Borzna is located on the Desna, next to an international highway connecting Kyiv and Moscow (E101). Chernihiv is about 100 km away. Borzna has no railway (the nearest railway stations being Doch (14 km) with north–south routes and Plysky (20 km) with west–east routes.

The city derives its name from the river it lies on, a tributary of the Desna.

=== Climate ===

Borzna has a humid continental climate (Koppen Dfb). The warmest months are June, July, and August, with mean temperatures of 19 C. The coldest are December, January, and February, with mean temperatures of -7 C. The highest ever temperature recorded in the town was 41.3 C in July 2010. The coldest temperature ever recorded in the city was -35.9 C in January 1987. Snow cover usually lies from mid-November to the end of March, with the frost-free period lasting 180 days on average, but surpassing 200 days in recent years.

==History==
Evidence of settlement in the area of present-day Borzna dates back to the Neolithic era, with Bronze Age and Scythian remains also having been unearthed. According to some modern writers, the earliest fortress (8th—13th centuries) would have been destroyed by the Batu Khan in the 1239.
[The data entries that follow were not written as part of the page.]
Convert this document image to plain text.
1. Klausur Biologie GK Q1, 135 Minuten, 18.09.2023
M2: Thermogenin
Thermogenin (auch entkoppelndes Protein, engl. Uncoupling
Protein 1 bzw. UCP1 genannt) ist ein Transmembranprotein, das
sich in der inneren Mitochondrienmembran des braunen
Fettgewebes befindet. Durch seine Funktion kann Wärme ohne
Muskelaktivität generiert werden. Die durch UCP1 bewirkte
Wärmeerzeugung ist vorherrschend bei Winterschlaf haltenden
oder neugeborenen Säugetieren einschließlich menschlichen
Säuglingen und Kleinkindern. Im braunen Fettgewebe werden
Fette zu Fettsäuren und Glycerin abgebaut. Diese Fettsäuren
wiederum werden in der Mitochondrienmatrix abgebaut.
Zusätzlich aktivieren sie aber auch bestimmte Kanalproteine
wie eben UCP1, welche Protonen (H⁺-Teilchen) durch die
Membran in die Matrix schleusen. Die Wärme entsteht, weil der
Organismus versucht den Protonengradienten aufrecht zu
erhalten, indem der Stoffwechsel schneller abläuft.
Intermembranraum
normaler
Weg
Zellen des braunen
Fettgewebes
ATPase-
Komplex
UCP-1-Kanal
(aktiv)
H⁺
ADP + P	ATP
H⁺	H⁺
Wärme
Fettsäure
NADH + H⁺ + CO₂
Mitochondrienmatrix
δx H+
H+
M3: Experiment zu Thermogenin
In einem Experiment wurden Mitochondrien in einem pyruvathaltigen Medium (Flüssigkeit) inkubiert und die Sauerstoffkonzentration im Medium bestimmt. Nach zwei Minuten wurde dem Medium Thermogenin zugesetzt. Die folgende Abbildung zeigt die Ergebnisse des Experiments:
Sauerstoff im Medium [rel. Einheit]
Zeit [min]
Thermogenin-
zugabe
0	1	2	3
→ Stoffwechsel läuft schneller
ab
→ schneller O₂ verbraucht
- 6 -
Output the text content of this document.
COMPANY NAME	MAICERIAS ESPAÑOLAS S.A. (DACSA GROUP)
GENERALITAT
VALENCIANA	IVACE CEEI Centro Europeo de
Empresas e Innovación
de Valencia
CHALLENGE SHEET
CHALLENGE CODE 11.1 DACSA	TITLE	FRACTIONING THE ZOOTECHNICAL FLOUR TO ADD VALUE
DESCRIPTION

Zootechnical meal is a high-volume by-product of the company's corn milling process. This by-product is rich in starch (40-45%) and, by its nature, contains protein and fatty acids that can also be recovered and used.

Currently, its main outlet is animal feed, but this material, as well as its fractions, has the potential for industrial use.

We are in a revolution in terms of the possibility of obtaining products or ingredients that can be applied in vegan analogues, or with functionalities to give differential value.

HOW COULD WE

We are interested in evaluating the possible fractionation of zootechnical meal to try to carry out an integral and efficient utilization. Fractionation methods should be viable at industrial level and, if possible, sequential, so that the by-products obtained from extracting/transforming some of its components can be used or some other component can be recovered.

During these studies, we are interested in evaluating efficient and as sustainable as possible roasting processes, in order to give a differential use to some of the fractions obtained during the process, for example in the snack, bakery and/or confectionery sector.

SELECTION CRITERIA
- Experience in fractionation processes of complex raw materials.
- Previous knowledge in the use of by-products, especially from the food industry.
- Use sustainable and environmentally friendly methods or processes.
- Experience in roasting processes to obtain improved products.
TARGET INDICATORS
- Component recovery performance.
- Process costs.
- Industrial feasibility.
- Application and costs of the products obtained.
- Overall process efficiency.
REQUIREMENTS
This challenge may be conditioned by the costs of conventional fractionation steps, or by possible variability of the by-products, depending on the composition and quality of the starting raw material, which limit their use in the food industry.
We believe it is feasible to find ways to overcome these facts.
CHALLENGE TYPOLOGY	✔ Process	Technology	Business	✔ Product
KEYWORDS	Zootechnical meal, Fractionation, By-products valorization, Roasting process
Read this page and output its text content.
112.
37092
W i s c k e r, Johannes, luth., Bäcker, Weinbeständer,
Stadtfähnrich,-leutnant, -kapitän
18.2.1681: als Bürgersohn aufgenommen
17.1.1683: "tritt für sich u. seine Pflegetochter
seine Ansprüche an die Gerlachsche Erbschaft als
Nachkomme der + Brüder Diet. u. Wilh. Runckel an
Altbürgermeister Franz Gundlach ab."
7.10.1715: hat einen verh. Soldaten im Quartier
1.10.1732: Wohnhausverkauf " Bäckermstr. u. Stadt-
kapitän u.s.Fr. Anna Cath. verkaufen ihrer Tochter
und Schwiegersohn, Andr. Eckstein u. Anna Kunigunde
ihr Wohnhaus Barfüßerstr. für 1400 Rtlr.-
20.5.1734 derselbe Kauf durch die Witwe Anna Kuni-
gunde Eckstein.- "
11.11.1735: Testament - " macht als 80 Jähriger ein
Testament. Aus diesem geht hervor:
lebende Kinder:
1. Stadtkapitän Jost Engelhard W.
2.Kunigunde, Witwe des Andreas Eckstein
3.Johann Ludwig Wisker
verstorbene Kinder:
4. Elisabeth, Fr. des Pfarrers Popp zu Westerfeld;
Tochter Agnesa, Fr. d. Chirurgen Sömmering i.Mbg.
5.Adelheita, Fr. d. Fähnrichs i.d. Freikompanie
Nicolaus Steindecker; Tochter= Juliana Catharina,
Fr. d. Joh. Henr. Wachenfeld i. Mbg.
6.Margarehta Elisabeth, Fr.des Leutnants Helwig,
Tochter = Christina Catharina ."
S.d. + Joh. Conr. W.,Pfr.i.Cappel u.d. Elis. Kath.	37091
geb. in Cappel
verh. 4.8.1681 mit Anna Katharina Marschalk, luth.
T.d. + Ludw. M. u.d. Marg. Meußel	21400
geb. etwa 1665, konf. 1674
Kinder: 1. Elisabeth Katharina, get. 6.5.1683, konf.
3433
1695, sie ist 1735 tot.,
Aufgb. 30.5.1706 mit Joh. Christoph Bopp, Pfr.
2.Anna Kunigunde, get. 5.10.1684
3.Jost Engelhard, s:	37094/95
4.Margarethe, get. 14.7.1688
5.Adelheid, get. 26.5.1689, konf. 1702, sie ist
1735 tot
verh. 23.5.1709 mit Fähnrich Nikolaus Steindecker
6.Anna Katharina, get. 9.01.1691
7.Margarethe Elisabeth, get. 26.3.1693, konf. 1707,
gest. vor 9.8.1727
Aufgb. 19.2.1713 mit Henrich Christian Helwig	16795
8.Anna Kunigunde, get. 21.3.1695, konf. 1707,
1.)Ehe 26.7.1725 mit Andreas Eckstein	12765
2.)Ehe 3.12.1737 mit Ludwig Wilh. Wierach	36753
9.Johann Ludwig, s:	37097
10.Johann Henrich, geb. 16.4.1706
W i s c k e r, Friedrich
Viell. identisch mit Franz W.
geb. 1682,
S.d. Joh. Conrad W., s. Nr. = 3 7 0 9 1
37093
Borzna was known during the 16th century as selishche, a farming community. As Borzna, it was founded in 1633. The area had been part of the Polish–Lithuanian Commonwealth (in the Kijów Voivodeship of the Crown of Poland) since before the Union of Lublin. Control of the town was wrested from the Commonwealth during the Khmelnytsky Uprising, after which natives of Ukraine gained some degree of autonomy under Hetman Bohdan Khmelnytsky and his Cossack state. In 1648, Borzna was transformed into the centre of Borzna Regiment, and in 1650 administrative seat of a sotnia of the Nizhyn Regiment. Ivan Korsak (Иван Корсак-Кулаженко), the sotnyk (leader of a sotnia) of the city of Borzna, was ennobled on October 1, 1684.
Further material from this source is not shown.